All of those run under rcu_read_lock() and no dentry with DCACHE_NORCU has
ever been inserted into a hash chain, so it doesn't look like a plain
use-after-free.  Could you try something like the following to see a bit
more about where it comes from?  

So far it looks like something is buggering a forward reference
in hash chain in a fairly specific way - the values seen had been
00000000010000000 and
00008800010000000.  Does that smell like anything from arm64-specific
data structures (PTE, etc.)?

Alternatively, we might've gone off rails a step (or more) before,
with the previous iteration going through bogus, but at least mapped
address - the one that has never been a dentry in the first place.
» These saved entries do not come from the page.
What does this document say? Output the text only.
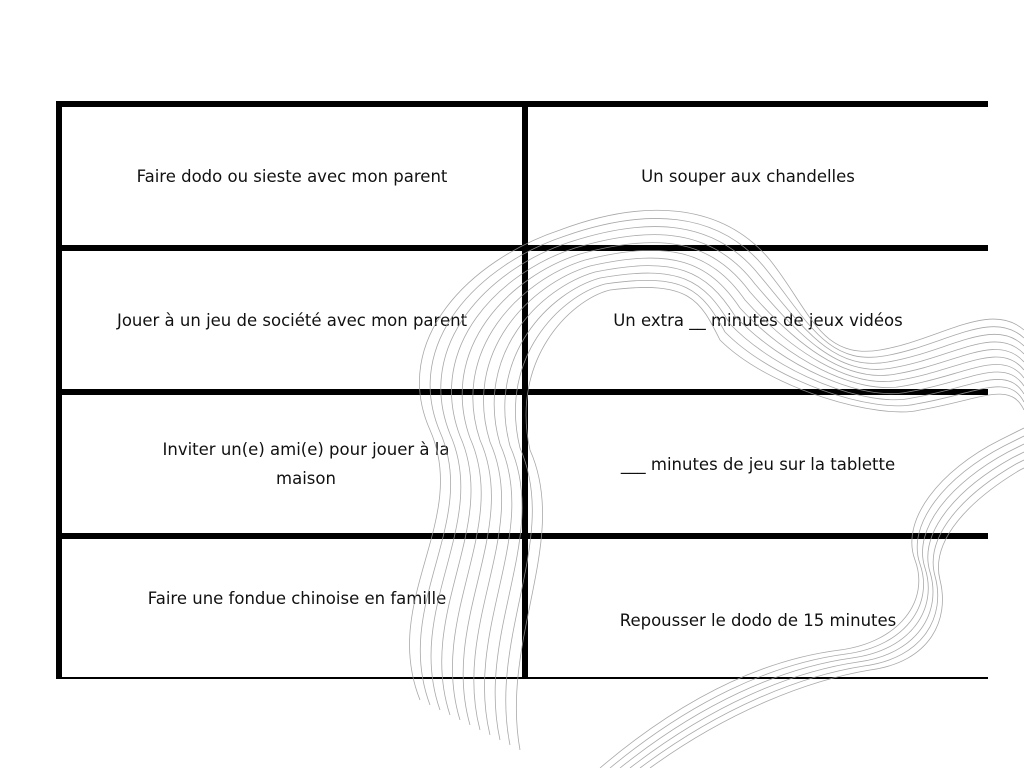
Faire dodo ou sieste avec mon parent	Un souper aux chandelles
Jouer à un jeu de société avec mon parent	Un extra __ minutes de jeux vidéos
Inviter un(e) ami(e) pour jouer à la maison
___ minutes de jeu sur la tablette
Faire une fondue chinoise en famille
Repousser le dodo de 15 minutes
diff --git a/fs/dcache.c b/fs/dcache.c
index c435398f2c81..cb555edb5b55 100644
--- a/fs/dcache.c
+++ b/fs/dcache.c
@@ -2114,6 +2114,22 @@ static inline bool d_same_name(const struct dentry *dentry,
 				       name) == 0;
 }
 
+static void dump(struct dentry *dentry)
+{
+	int i;
+	if (!dentry) {
+		printk(KERN_ERR "list fucked in head");
+		return;
+	}
+	printk(KERN_ERR "fucked dentry[%p]: d_hash.next = %p, flags = %x, count = %d",
+			dentry, dentry->d_hash.next, dentry->d_flags,
+			dentry->d_lockref.count
+			);
+	for (i = 0; i < sizeof(struct dentry); i++)
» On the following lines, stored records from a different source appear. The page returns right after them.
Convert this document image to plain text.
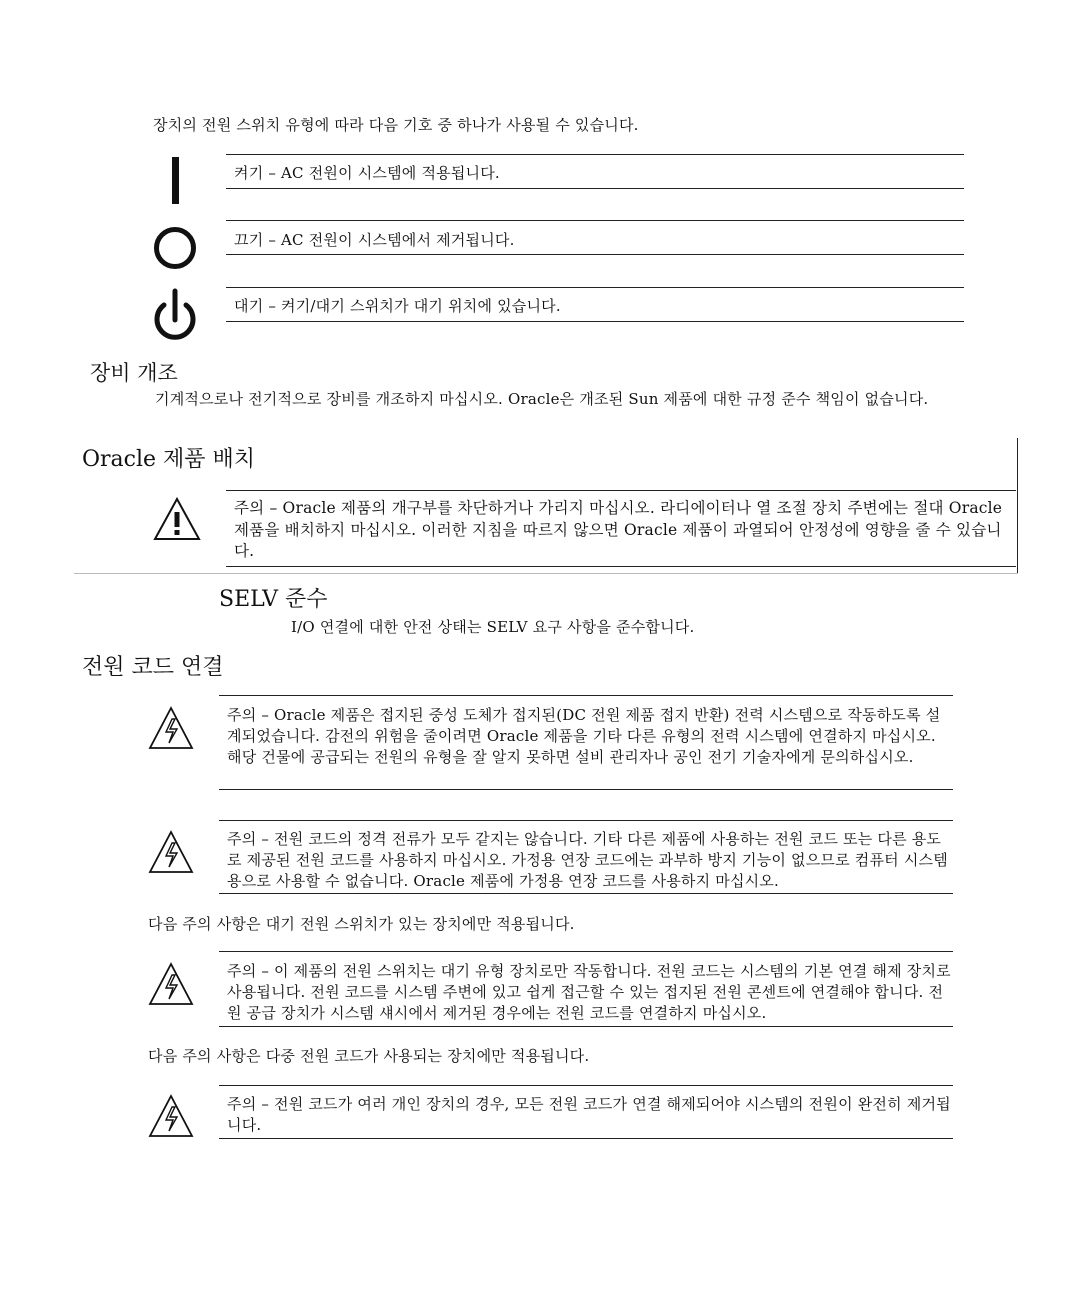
장치의 전원 스위치 유형에 따라 다음 기호 중 하나가 사용될 수 있습니다.
켜기 – AC 전원이 시스템에 적용됩니다.
끄기 – AC 전원이 시스템에서 제거됩니다.
대기 – 켜기/대기 스위치가 대기 위치에 있습니다.
장비 개조
기계적으로나 전기적으로 장비를 개조하지 마십시오. Oracle은 개조된 Sun 제품에 대한 규정 준수 책임이 없습니다.
Oracle 제품 배치
주의 – Oracle 제품의 개구부를 차단하거나 가리지 마십시오. 라디에이터나 열 조절 장치 주변에는 절대 Oracle 제품을 배치하지 마십시오. 이러한 지침을 따르지 않으면 Oracle 제품이 과열되어 안정성에 영향을 줄 수 있습니다.
SELV 준수
I/O 연결에 대한 안전 상태는 SELV 요구 사항을 준수합니다.
전원 코드 연결
주의 – Oracle 제품은 접지된 중성 도체가 접지된(DC 전원 제품 접지 반환) 전력 시스템으로 작동하도록 설계되었습니다. 감전의 위험을 줄이려면 Oracle 제품을 기타 다른 유형의 전력 시스템에 연결하지 마십시오. 해당 건물에 공급되는 전원의 유형을 잘 알지 못하면 설비 관리자나 공인 전기 기술자에게 문의하십시오.
주의 – 전원 코드의 정격 전류가 모두 같지는 않습니다. 기타 다른 제품에 사용하는 전원 코드 또는 다른 용도로 제공된 전원 코드를 사용하지 마십시오. 가정용 연장 코드에는 과부하 방지 기능이 없으므로 컴퓨터 시스템용으로 사용할 수 없습니다. Oracle 제품에 가정용 연장 코드를 사용하지 마십시오.
다음 주의 사항은 대기 전원 스위치가 있는 장치에만 적용됩니다.
주의 – 이 제품의 전원 스위치는 대기 유형 장치로만 작동합니다. 전원 코드는 시스템의 기본 연결 해제 장치로 사용됩니다. 전원 코드를 시스템 주변에 있고 쉽게 접근할 수 있는 접지된 전원 콘센트에 연결해야 합니다. 전원 공급 장치가 시스템 섀시에서 제거된 경우에는 전원 코드를 연결하지 마십시오.
다음 주의 사항은 다중 전원 코드가 사용되는 장치에만 적용됩니다.
주의 – 전원 코드가 여러 개인 장치의 경우, 모든 전원 코드가 연결 해제되어야 시스템의 전원이 완전히 제거됩니다.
+		printk(KERN_CONT "%c%02x", i & 31 ? ' ' : '\n',
+			((unsigned char *)dentry)[i]);
+}
+
 /**
  * __d_lookup_rcu - search for a dentry (racy, store-free)
  * @parent: parent dentry
@@ -2151,7 +2167,7 @@ struct dentry *__d_lookup_rcu(const struct dentry *parent,
 	const unsigned char *str = name->name;
 	struct hlist_bl_head *b = d_hash(hashlen_hash(hashlen));
 	struct hlist_bl_node *node;
-	struct dentry *dentry;
+	struct dentry *dentry, *last = NULL;
 
 	/*
 	 * Note: There is significant duplication with __d_lookup_rcu which is
@@ -2176,6 +2192,10 @@ struct dentry *__d_lookup_rcu(const struct dentry *parent,
 	hlist_bl_for_each_entry_rcu(dentry, node, b, d_hash) {
 		unsigned seq;
 
+		if (unlikely((u32)(unsigned long)&dentry->d_hash == 0x01000000))
+			dump(last);
+		last = dentry;
+
 seqretry:
 		/*
 		 * The dentry sequence count protects us from concurrent
@@ -2274,7 +2294,7 @@ struct dentry *__d_lookup(const struct dentry *parent, const struct qstr *name)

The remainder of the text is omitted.